Tourism to small countries in Europe usually revolves around quick visits to the nation’s capital. However, given how small Malta’s capital city of Valletta is, the overwhelming majority of things to see and do there can be found elsewhere in the country.
Malta consists of three islands. The largest island is also called Malta, and is where most of the country’s administration, commerce, and tourism take place. The second-largest island to the north is Gozo. This island is more rural and laid back, although it does still have a decent amount of tourism. Malta’s third island, Comino, has no permanent residents, no cars, and only one hotel to host the few visitors who want to come enjoy its remote tranquility.
Unlike the rocky and sandstone-coloured larger island of Malta, Gozo is greener and more rugged. The oldest of Megalithic Stone Temples of Malta, a UNESCO world heritage site, can be found in the centre of the island of Gozo. These two Temples of Ggantija are far older the pyramids of Egypt and are the second-oldest religious structures still standing worldwide.
According to the Malta Tourism Authority’s Visit Malta and Go Gozo campaigns, the island is “developed just enough to guarantee a sustainable economic activity,” when gives it a more natural and authentic character compared with most other Mediterranean islands that have been built up and over-commercialized to take advantage of modern mass tourism.
Of the country’s total population of nearly 500,000 people only about 30,000 live on the island of Gozo. However, large churches, beautiful villages, and a decent number of small hotels and resorts dot the island and welcome visitors year-round.
Malta’s larger island, which is also called Malta, is not only home to the country’s other 470,000 inhabitants and host to its small capital city of Valletta, but it also has the country’s only airport in the south-central part of the island. There are also five more UNESCO-designated Megalithic Stone Temples located on this island at Hagar Qin, Mnajdra, Tarxien, Ta’Hagrat, and Skorba.
Because the capital city of Valletta is so small, there are several areas adjacent to the capital that form prominent parts of the larger Valletta “metro” area, if one can even refer to such a tiny metropolis as such. Outside of the city gates of Valletta are the Triton Fountain, the Valletta Waterfront, and a number of nice parks, churches, malls, and upscale hotels. Everything outside of the city gates but sharing the same peninsula with Valletta proper is walkable to the capital.
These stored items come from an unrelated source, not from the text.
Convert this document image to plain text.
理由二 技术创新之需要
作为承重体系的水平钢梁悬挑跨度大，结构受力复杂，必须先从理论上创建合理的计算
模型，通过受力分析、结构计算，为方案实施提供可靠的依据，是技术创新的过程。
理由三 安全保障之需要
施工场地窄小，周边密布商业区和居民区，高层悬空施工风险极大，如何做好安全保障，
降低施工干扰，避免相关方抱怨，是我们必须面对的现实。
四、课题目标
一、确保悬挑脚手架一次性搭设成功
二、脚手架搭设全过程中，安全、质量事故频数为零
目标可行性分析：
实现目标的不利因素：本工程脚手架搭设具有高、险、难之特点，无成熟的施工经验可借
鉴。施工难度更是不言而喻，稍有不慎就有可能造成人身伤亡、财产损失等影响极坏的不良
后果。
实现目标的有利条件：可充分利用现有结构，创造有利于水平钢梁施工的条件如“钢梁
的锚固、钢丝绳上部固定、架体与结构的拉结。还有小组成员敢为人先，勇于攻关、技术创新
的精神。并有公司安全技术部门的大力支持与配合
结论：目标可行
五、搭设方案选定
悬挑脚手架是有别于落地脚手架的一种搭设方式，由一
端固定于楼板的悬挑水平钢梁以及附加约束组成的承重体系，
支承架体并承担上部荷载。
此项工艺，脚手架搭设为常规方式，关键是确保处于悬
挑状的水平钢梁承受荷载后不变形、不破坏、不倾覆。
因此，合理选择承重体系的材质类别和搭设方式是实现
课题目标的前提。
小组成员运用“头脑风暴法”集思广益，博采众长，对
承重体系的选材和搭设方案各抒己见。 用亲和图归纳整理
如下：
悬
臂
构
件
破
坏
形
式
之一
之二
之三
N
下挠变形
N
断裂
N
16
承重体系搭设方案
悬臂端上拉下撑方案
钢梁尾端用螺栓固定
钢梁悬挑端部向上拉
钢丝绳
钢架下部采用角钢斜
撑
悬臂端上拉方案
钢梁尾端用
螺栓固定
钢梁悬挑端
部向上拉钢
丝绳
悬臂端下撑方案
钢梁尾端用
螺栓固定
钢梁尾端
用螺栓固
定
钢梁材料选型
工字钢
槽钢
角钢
A little further away and occupying the peninsulas opposite that on which Valletta sits are several other historic and modern neighbourhoods, including Forts Ricosoli and St. Angelo to the south and Forts Manoel and Tigne, and The Point shopping and residential complexes to the north.
To the west of this coastal capital area and toward the north-central part of the island is Mdina. This well-preserved walled city served as Malta’s capital until Medieval times when Valletta was founded. Today, a mix of beautiful palaces, churches, quaint shops, and restaurants attract more than 750,000 visitors a year.
Heading directly north from Mdina towards the coast takes you to the city of Bugibba, where the Malta National Aquarium can be found. On the opposite end of the island in the south is another of the country’s most famous attractions – the Blue Grotto. This is a series of natural caves and white arched rock formations on the coast that create stunning visuals in contrast the cobalt blue water that flows into them forming a natural grotto.
In addition to these areas, monuments, attractions, and cities, Malta has a lot more to offer visitors all within compact territory of one of Europe’s smallest, but most fascinating and historic nations. Despite its size, Malta has an enormous amount to see and do when visiting.
Don’t make the mistake I did on my first visit and only give it a day or two and think there isn’t much more than the capital to experience. You’ll be pleasantly surprised by what the entire country has to offer.